The public are encouraged to stick to the rules, largely ignorant of the difference between what is guidance and what is law: what they should do as distinct from what they must do. Enforcement falls to 43 different police forces and the interpretation of law by each chief constable. Essential travel is generally understood to be any journey for work not leisure. Transport hubs and airports remained open during the lockdown in March 2020 to enable international business to flow, but we now know that throughout April the virus was coming in from Italy, France and Spain.
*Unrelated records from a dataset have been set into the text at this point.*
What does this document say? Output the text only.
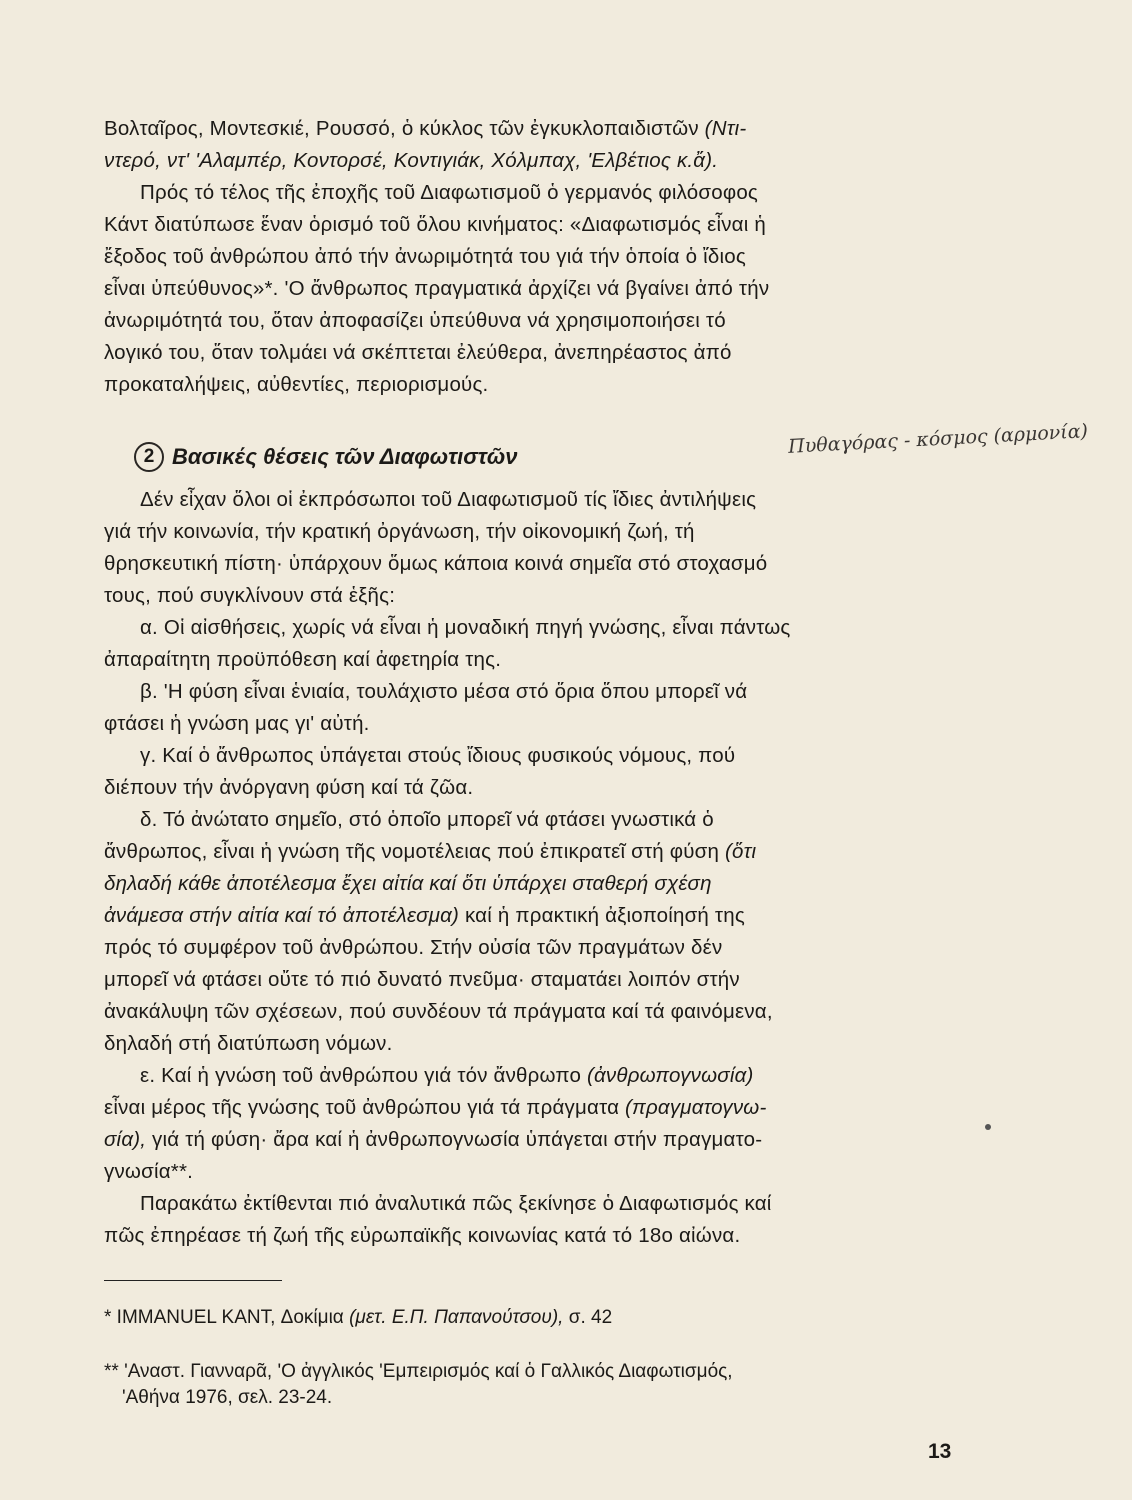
Βολταῖρος, Μοντεσκιέ, Ρουσσό, ὁ κύκλος τῶν ἐγκυκλοπαιδιστῶν (Ντι-
ντερό, ντ' 'Αλαμπέρ, Κοντορσέ, Κοντιγιάκ, Χόλμπαχ, 'Ελβέτιος κ.ἄ).
Πρός τό τέλος τῆς ἐποχῆς τοῦ Διαφωτισμοῦ ὁ γερμανός φιλόσοφος
Κάντ διατύπωσε ἕναν ὁρισμό τοῦ ὅλου κινήματος: «Διαφωτισμός εἶναι ἡ
ἔξοδος τοῦ ἀνθρώπου ἀπό τήν ἀνωριμότητά του γιά τήν ὁποία ὁ ἴδιος
εἶναι ὑπεύθυνος»*. 'Ο ἄνθρωπος πραγματικά ἀρχίζει νά βγαίνει ἀπό τήν
ἀνωριμότητά του, ὅταν ἀποφασίζει ὑπεύθυνα νά χρησιμοποιήσει τό
λογικό του, ὅταν τολμάει νά σκέπτεται ἐλεύθερα, ἀνεπηρέαστος ἀπό
προκαταλήψεις, αὐθεντίες, περιορισμούς.
Πυθαγόρας - κόσμος (αρμονία)
2 Βασικές θέσεις τῶν Διαφωτιστῶν
Δέν εἶχαν ὅλοι οἱ ἐκπρόσωποι τοῦ Διαφωτισμοῦ τίς ἴδιες ἀντιλήψεις
γιά τήν κοινωνία, τήν κρατική ὀργάνωση, τήν οἰκονομική ζωή, τή
θρησκευτική πίστη· ὑπάρχουν ὅμως κάποια κοινά σημεῖα στό στοχασμό
τους, πού συγκλίνουν στά ἑξῆς:
α. Οἱ αἰσθήσεις, χωρίς νά εἶναι ἡ μοναδική πηγή γνώσης, εἶναι πάντως
ἀπαραίτητη προϋπόθεση καί ἀφετηρία της.
β. 'Η φύση εἶναι ἑνιαία, τουλάχιστο μέσα στό ὅρια ὅπου μπορεῖ νά
φτάσει ἡ γνώση μας γι' αὐτή.
γ. Καί ὁ ἄνθρωπος ὑπάγεται στούς ἴδιους φυσικούς νόμους, πού
διέπουν τήν ἀνόργανη φύση καί τά ζῶα.
δ. Τό ἀνώτατο σημεῖο, στό ὁποῖο μπορεῖ νά φτάσει γνωστικά ὁ
ἄνθρωπος, εἶναι ἡ γνώση τῆς νομοτέλειας πού ἐπικρατεῖ στή φύση (ὅτι
δηλαδή κάθε ἀποτέλεσμα ἔχει αἰτία καί ὅτι ὑπάρχει σταθερή σχέση
ἀνάμεσα στήν αἰτία καί τό ἀποτέλεσμα) καί ἡ πρακτική ἀξιοποίησή της
πρός τό συμφέρον τοῦ ἀνθρώπου. Στήν οὐσία τῶν πραγμάτων δέν
μπορεῖ νά φτάσει οὔτε τό πιό δυνατό πνεῦμα· σταματάει λοιπόν στήν
ἀνακάλυψη τῶν σχέσεων, πού συνδέουν τά πράγματα καί τά φαινόμενα,
δηλαδή στή διατύπωση νόμων.
ε. Καί ἡ γνώση τοῦ ἀνθρώπου γιά τόν ἄνθρωπο (ἀνθρωπογνωσία)
εἶναι μέρος τῆς γνώσης τοῦ ἀνθρώπου γιά τά πράγματα (πραγματογνω-
σία), γιά τή φύση· ἄρα καί ἡ ἀνθρωπογνωσία ὑπάγεται στήν πραγματο-
γνωσία**.
Παρακάτω ἐκτίθενται πιό ἀναλυτικά πῶς ξεκίνησε ὁ Διαφωτισμός καί
πῶς ἐπηρέασε τή ζωή τῆς εὐρωπαϊκῆς κοινωνίας κατά τό 18ο αἰώνα.
* IMMANUEL KANT, Δοκίμια (μετ. Ε.Π. Παπανούτσου), σ. 42
** 'Αναστ. Γιανναρᾶ, 'Ο ἀγγλικός 'Εμπειρισμός καί ὁ Γαλλικός Διαφωτισμός,
'Αθήνα 1976, σελ. 23-24.
13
What is an essential shop? You might think it is a retailer selling food or medicine, but even during our first lockdown in March, it was still possible to buy watch batteries from a hardware store deemed essential.  What is a key worker? You might think it would be nurses, hospital cleaners, bus & train drivers and those who keep the country running, but it includes chiropractors although not dentists. The definition of a key worker has shifted across the year; even my local locksmith now qualifies on both semantic and etymological grounds!
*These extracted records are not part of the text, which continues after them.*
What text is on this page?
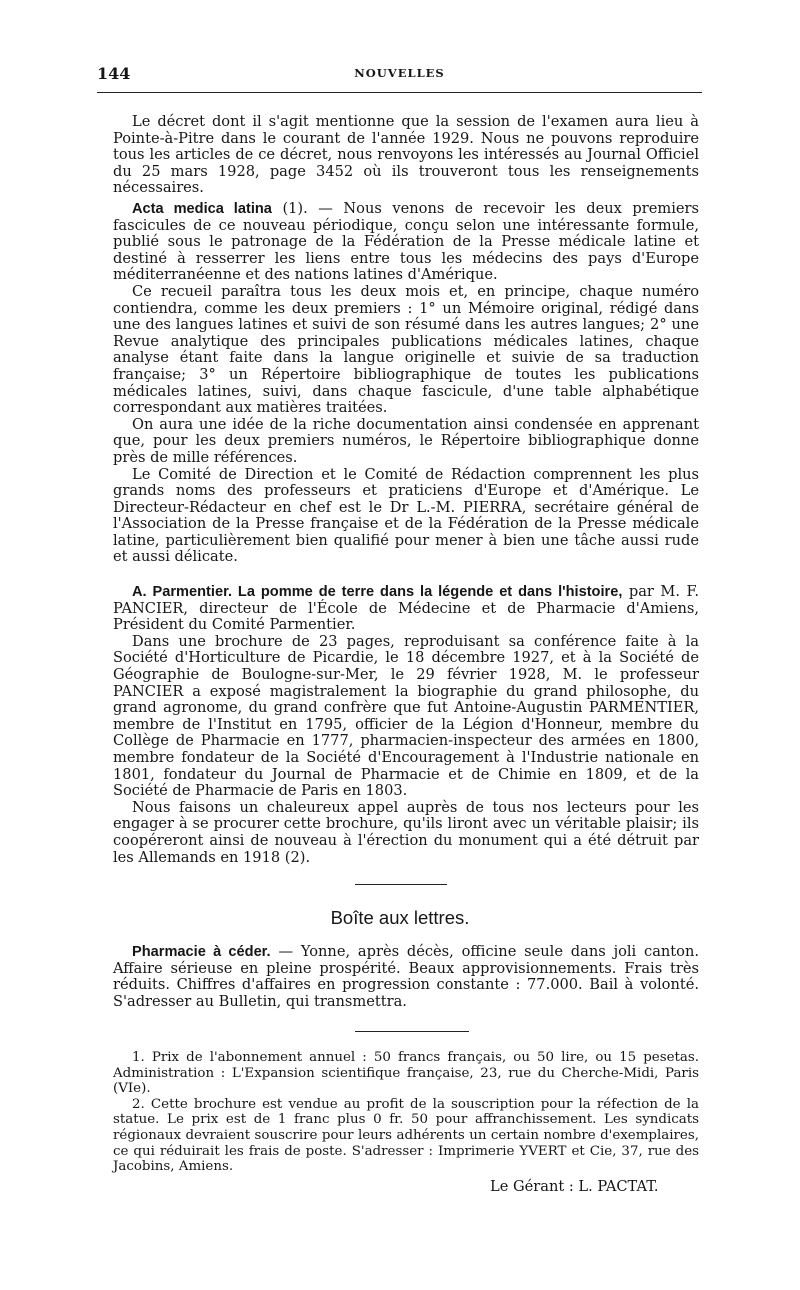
144	NOUVELLES

Le décret dont il s'agit mentionne que la session de l'examen aura lieu à Pointe-à-Pitre dans le courant de l'année 1929. Nous ne pouvons reproduire tous les articles de ce décret, nous renvoyons les intéressés au Journal Officiel du 25 mars 1928, page 3452 où ils trouveront tous les renseignements nécessaires.

Acta medica latina (1). — Nous venons de recevoir les deux premiers fascicules de ce nouveau périodique, conçu selon une intéressante formule, publié sous le patronage de la Fédération de la Presse médicale latine et destiné à resserrer les liens entre tous les médecins des pays d'Europe méditerranéenne et des nations latines d'Amérique.

Ce recueil paraîtra tous les deux mois et, en principe, chaque numéro contiendra, comme les deux premiers : 1° un Mémoire original, rédigé dans une des langues latines et suivi de son résumé dans les autres langues; 2° une Revue analytique des principales publications médicales latines, chaque analyse étant faite dans la langue originelle et suivie de sa traduction française; 3° un Répertoire bibliographique de toutes les publications médicales latines, suivi, dans chaque fascicule, d'une table alphabétique correspondant aux matières traitées.

On aura une idée de la riche documentation ainsi condensée en apprenant que, pour les deux premiers numéros, le Répertoire bibliographique donne près de mille références.

Le Comité de Direction et le Comité de Rédaction comprennent les plus grands noms des professeurs et praticiens d'Europe et d'Amérique. Le Directeur-Rédacteur en chef est le Dr L.-M. PIERRA, secrétaire général de l'Association de la Presse française et de la Fédération de la Presse médicale latine, particulièrement bien qualifié pour mener à bien une tâche aussi rude et aussi délicate.

A. Parmentier. La pomme de terre dans la légende et dans l'histoire, par M. F. PANCIER, directeur de l'École de Médecine et de Pharmacie d'Amiens, Président du Comité Parmentier.

Dans une brochure de 23 pages, reproduisant sa conférence faite à la Société d'Horticulture de Picardie, le 18 décembre 1927, et à la Société de Géographie de Boulogne-sur-Mer, le 29 février 1928, M. le professeur PANCIER a exposé magistralement la biographie du grand philosophe, du grand agronome, du grand confrère que fut Antoine-Augustin PARMENTIER, membre de l'Institut en 1795, officier de la Légion d'Honneur, membre du Collège de Pharmacie en 1777, pharmacien-inspecteur des armées en 1800, membre fondateur de la Société d'Encouragement à l'Industrie nationale en 1801, fondateur du Journal de Pharmacie et de Chimie en 1809, et de la Société de Pharmacie de Paris en 1803.

Nous faisons un chaleureux appel auprès de tous nos lecteurs pour les engager à se procurer cette brochure, qu'ils liront avec un véritable plaisir; ils coopéreront ainsi de nouveau à l'érection du monument qui a été détruit par les Allemands en 1918 (2).

Boîte aux lettres.

Pharmacie à céder. — Yonne, après décès, officine seule dans joli canton. Affaire sérieuse en pleine prospérité. Beaux approvisionnements. Frais très réduits. Chiffres d'affaires en progression constante : 77.000. Bail à volonté. S'adresser au Bulletin, qui transmettra.

1. Prix de l'abonnement annuel : 50 francs français, ou 50 lire, ou 15 pesetas. Administration : L'Expansion scientifique française, 23, rue du Cherche-Midi, Paris (VIe).

2. Cette brochure est vendue au profit de la souscription pour la réfection de la statue. Le prix est de 1 franc plus 0 fr. 50 pour affranchissement. Les syndicats régionaux devraient souscrire pour leurs adhérents un certain nombre d'exemplaires, ce qui réduirait les frais de poste. S'adresser : Imprimerie YVERT et Cie, 37, rue des Jacobins, Amiens.

Le Gérant : L. PACTAT.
How do you define vulnerable child? In the first lockdown it was children who received free meals at primary school, who together with key workers’ children accounted for about 10% of a school role. In the second lockdown ‘vulnerable’ now includes children who do not have access to a home computer and thus unable to join on-line learning during the lockdown. In some schools this means that 50-70% of the children still need to attend a school that is officially closed. Teachers are not a high priority for the vaccine and are thus exposed in running a ‘closed’ school at 70% capacity. 

There is nothing wrong with using words that are legally ambiguous if they permit flexible interpretation at local level; however the problem comes when a government decides to use police or local authorities to enforce rules. There are 152 different Local Education Authorities in England alone, each with its own policy towards vulnerable children. Add this to the 43 regional police forces and you see why enforcement represents a real headache for the authorities. 
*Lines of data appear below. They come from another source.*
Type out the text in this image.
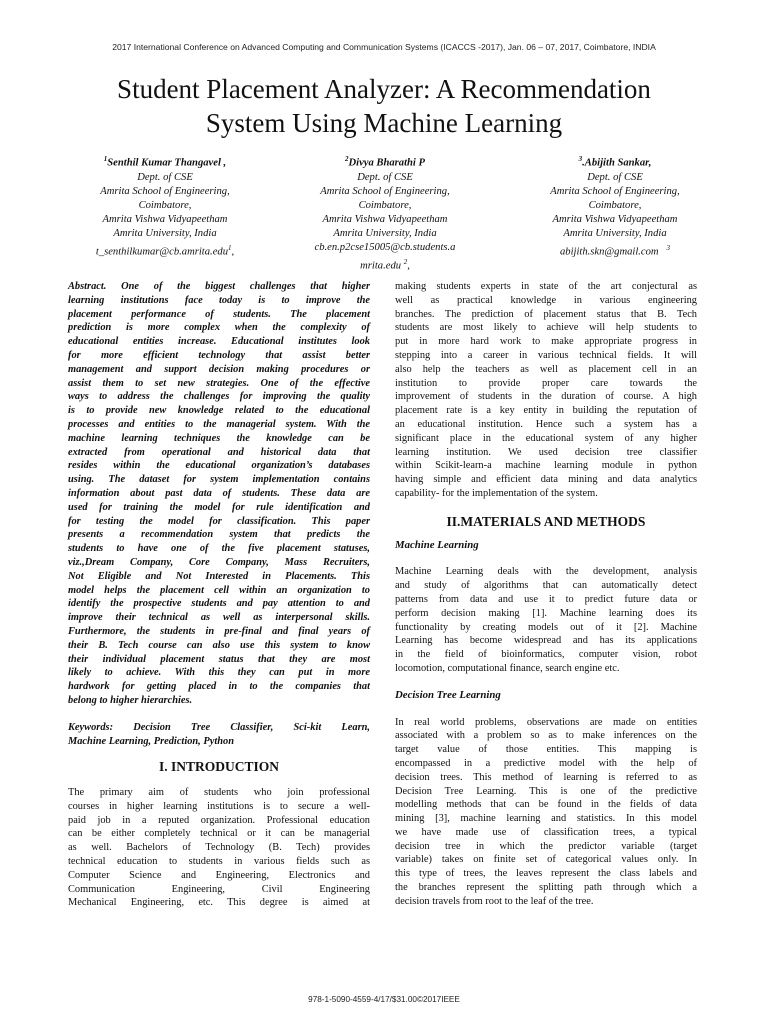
2017 International Conference on Advanced Computing and Communication Systems (ICACCS -2017), Jan. 06 – 07, 2017, Coimbatore, INDIA
Student Placement Analyzer: A Recommendation
System Using Machine Learning
$^1$Senthil Kumar Thangavel ,
Dept. of CSE
Amrita School of Engineering,
Coimbatore,
Amrita Vishwa Vidyapeetham
Amrita University, India
t_senthilkumar@cb.amrita.edu$^1$,
$^2$Divya Bharathi P
Dept. of CSE
Amrita School of Engineering,
Coimbatore,
Amrita Vishwa Vidyapeetham
Amrita University, India
cb.en.p2cse15005@cb.students.a
mrita.edu $^2$,
$^3$.Abijith Sankar,
Dept. of CSE
Amrita School of Engineering,
Coimbatore,
Amrita Vishwa Vidyapeetham
Amrita University, India
abijith.skn@gmail.com $^3$
Abstract. One of the biggest challenges that higher
learning institutions face today is to improve the
placement performance of students. The placement
prediction is more complex when the complexity of
educational entities increase. Educational institutes look
for more efficient technology that assist better
management and support decision making procedures or
assist them to set new strategies. One of the effective
ways to address the challenges for improving the quality
is to provide new knowledge related to the educational
processes and entities to the managerial system. With the
machine learning techniques the knowledge can be
extracted from operational and historical data that
resides within the educational organization’s databases
using. The dataset for system implementation contains
information about past data of students. These data are
used for training the model for rule identification and
for testing the model for classification. This paper
presents a recommendation system that predicts the
students to have one of the five placement statuses,
viz.,Dream Company, Core Company, Mass Recruiters,
Not Eligible and Not Interested in Placements. This
model helps the placement cell within an organization to
identify the prospective students and pay attention to and
improve their technical as well as interpersonal skills.
Furthermore, the students in pre-final and final years of
their B. Tech course can also use this system to know
their individual placement status that they are most
likely to achieve. With this they can put in more
hardwork for getting placed in to the companies that
belong to higher hierarchies.
Keywords: Decision Tree Classifier, Sci-kit Learn,
Machine Learning, Prediction, Python
I. INTRODUCTION
The primary aim of students who join professional
courses in higher learning institutions is to secure a well-
paid job in a reputed organization. Professional education
can be either completely technical or it can be managerial
as well. Bachelors of Technology (B. Tech) provides
technical education to students in various fields such as
Computer Science and Engineering, Electronics and
Communication Engineering, Civil Engineering
Mechanical Engineering, etc. This degree is aimed at
making students experts in state of the art conjectural as
well as practical knowledge in various engineering
branches. The prediction of placement status that B. Tech
students are most likely to achieve will help students to
put in more hard work to make appropriate progress in
stepping into a career in various technical fields. It will
also help the teachers as well as placement cell in an
institution to provide proper care towards the
improvement of students in the duration of course. A high
placement rate is a key entity in building the reputation of
an educational institution. Hence such a system has a
significant place in the educational system of any higher
learning institution. We used decision tree classifier
within Scikit-learn-a machine learning module in python
having simple and efficient data mining and data analytics
capability- for the implementation of the system.
II.MATERIALS AND METHODS
Machine Learning
Machine Learning deals with the development, analysis
and study of algorithms that can automatically detect
patterns from data and use it to predict future data or
perform decision making [1]. Machine learning does its
functionality by creating models out of it [2]. Machine
Learning has become widespread and has its applications
in the field of bioinformatics, computer vision, robot
locomotion, computational finance, search engine etc.
Decision Tree Learning
In real world problems, observations are made on entities
associated with a problem so as to make inferences on the
target value of those entities. This mapping is
encompassed in a predictive model with the help of
decision trees. This method of learning is referred to as
Decision Tree Learning. This is one of the predictive
modelling methods that can be found in the fields of data
mining [3], machine learning and statistics. In this model
we have made use of classification trees, a typical
decision tree in which the predictor variable (target
variable) takes on finite set of categorical values only. In
this type of trees, the leaves represent the class labels and
the branches represent the splitting path through which a
decision travels from root to the leaf of the tree.
978-1-5090-4559-4/17/$31.00©2017IEEE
This is not a plea for more laws but a call for clarity. Compared to many European countries we have very few travel restrictions, in terms of ‘essential’ travel we are not like France, Spain or Italy where permits are required at checkpoints outside our commune, department or state. Is this what we should expect in the UK? Is it not true that under Napoleonic law unless something is specifically permitted it is automatically forbidden; by contrast under British law if something is not specifically forbidden it is permitted. Is this perhaps the reason our lockdown is less effective than others?

It is no good seeking to scapegoat non-compliant sections of society if the rules are ambiguous or inconsistent.  Language need to be clear and precise or risk further non-compliance.